Walking into the New Year by Christy Clark, PhD, Clinical Site Director
Walking into a New Year, try an Acceptance & Commitment Therapy approach—a willingness to notice and name your difficulties, and then harness your values to show up in ways that matter to you!
As another year wraps up, the holidays approach and 2023 looms, many people experience stress, anxiety, and depression. Some think about the year they had and focus on missed opportunities, missteps in relationships, or unmet resolutions. This is a normal human thing to do, to focus on the negative, as a way to protect oneself. Normal and human, yes! The question to ask yourself is, is it helpful? No way—it only makes you feel worse! What can you do instead?
NAME your STORY: Once you notice that you are ruminating about your past mistakes, name it! For example, you might say “there I go again with my I ALWAYS MESS UP story.” When you notice and name it, it helps you step back from the story come into the present moment.

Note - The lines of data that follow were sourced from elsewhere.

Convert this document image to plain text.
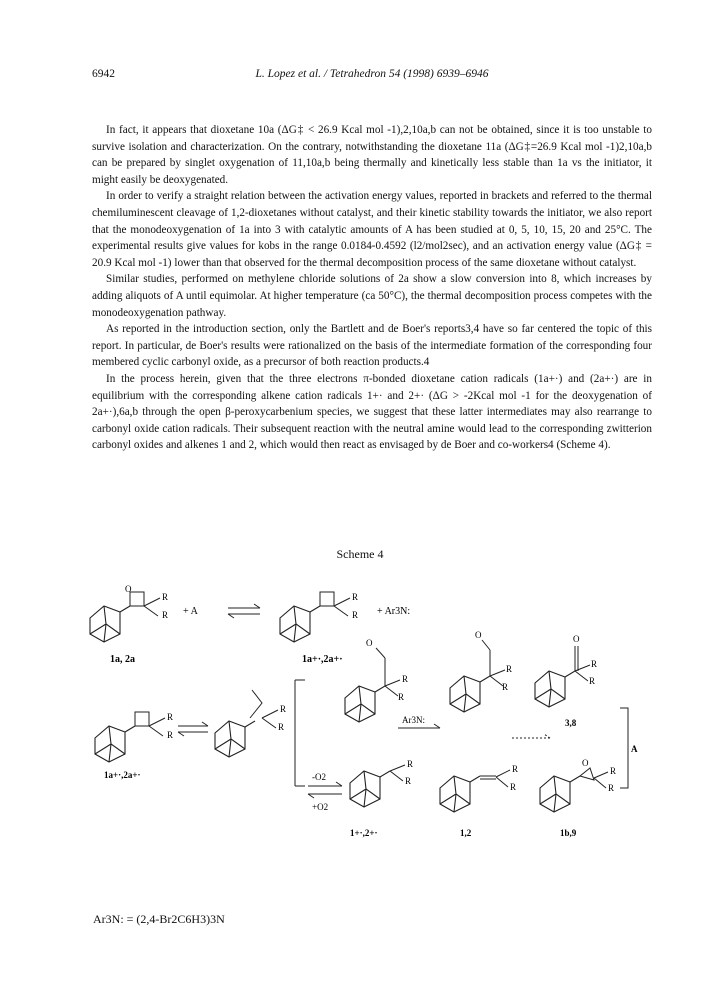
6942	L. Lopez et al. / Tetrahedron 54 (1998) 6939–6946

In fact, it appears that dioxetane 10a (ΔG‡ < 26.9 Kcal mol -1),2,10a,b can not be obtained, since it is too unstable to survive isolation and characterization. On the contrary, notwithstanding the dioxetane 11a (ΔG‡=26.9 Kcal mol -1)2,10a,b can be prepared by singlet oxygenation of 11,10a,b being thermally and kinetically less stable than 1a vs the initiator, it might easily be deoxygenated.

In order to verify a straight relation between the activation energy values, reported in brackets and referred to the thermal chemiluminescent cleavage of 1,2-dioxetanes without catalyst, and their kinetic stability towards the initiator, we also report that the monodeoxygenation of 1a into 3 with catalytic amounts of A has been studied at 0, 5, 10, 15, 20 and 25°C. The experimental results give values for kobs in the range 0.0184-0.4592 (l2/mol2sec), and an activation energy value (ΔG‡ = 20.9 Kcal mol -1) lower than that observed for the thermal decomposition process of the same dioxetane without catalyst.

Similar studies, performed on methylene chloride solutions of 2a show a slow conversion into 8, which increases by adding aliquots of A until equimolar. At higher temperature (ca 50°C), the thermal decomposition process competes with the monodeoxygenation pathway.

As reported in the introduction section, only the Bartlett and de Boer's reports3,4 have so far centered the topic of this report. In particular, de Boer's results were rationalized on the basis of the intermediate formation of the corresponding four membered cyclic carbonyl oxide, as a precursor of both reaction products.4

In the process herein, given that the three electrons π-bonded dioxetane cation radicals (1a+·) and (2a+·) are in equilibrium with the corresponding alkene cation radicals 1+· and 2+· (ΔG > -2Kcal mol -1 for the deoxygenation of 2a+·),6a,b through the open β-peroxycarbenium species, we suggest that these latter intermediates may also rearrange to carbonyl oxide cation radicals. Their subsequent reaction with the neutral amine would lead to the corresponding zwitterion carbonyl oxides and alkenes 1 and 2, which would then react as envisaged by de Boer and co-workers4 (Scheme 4).

Scheme 4
O
R
R + A
R
R + Ar3N:
1a, 2a	1a+·,2a+·
R
R
1a+·,2a+·
R
R
-O2
+O2
O
R
R
Ar3N:
O
R
R
O
R
R
3,8
A
R
R
1+·,2+·
R
R
1,2
O
R
R
1b,9
Ar3N: = (2,4-Br2C6H3)3N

CHECK in with the PRESENT: Take a few full breaths, noticing any discomfort that’s there, rather than trying to get rid of it. Discomfort is temporary, just like every other emotion, sensation and thought. So see if you can allow it to be there and also notice when it isn’t as intense. Just take a few minutes with this.
FOCUS on VALUES: How do you want to show up for yourself in your life? What characteristics do you want to manifest? Even when, especially when, you experience discomfort, how do you want to behave? Let these values be like a direction on a compass, pointing you towards what matters.
CREATE a few GOALS (based on those VALUES): make them small, attainable, measurable and time bound. For example, if you value being a good friend, but this year your anxiety got in the way of reaching out socially, you might create a goal like “Reach out to one friend per week to meet outside the house.”
The holidays and the turning of the calendar can feel like both a reckoning and an opportunity. Try applying these Acceptance and Commitment strategies to embrace all the complexities of not only where you have been and where you are going, but where you are, right here, right now.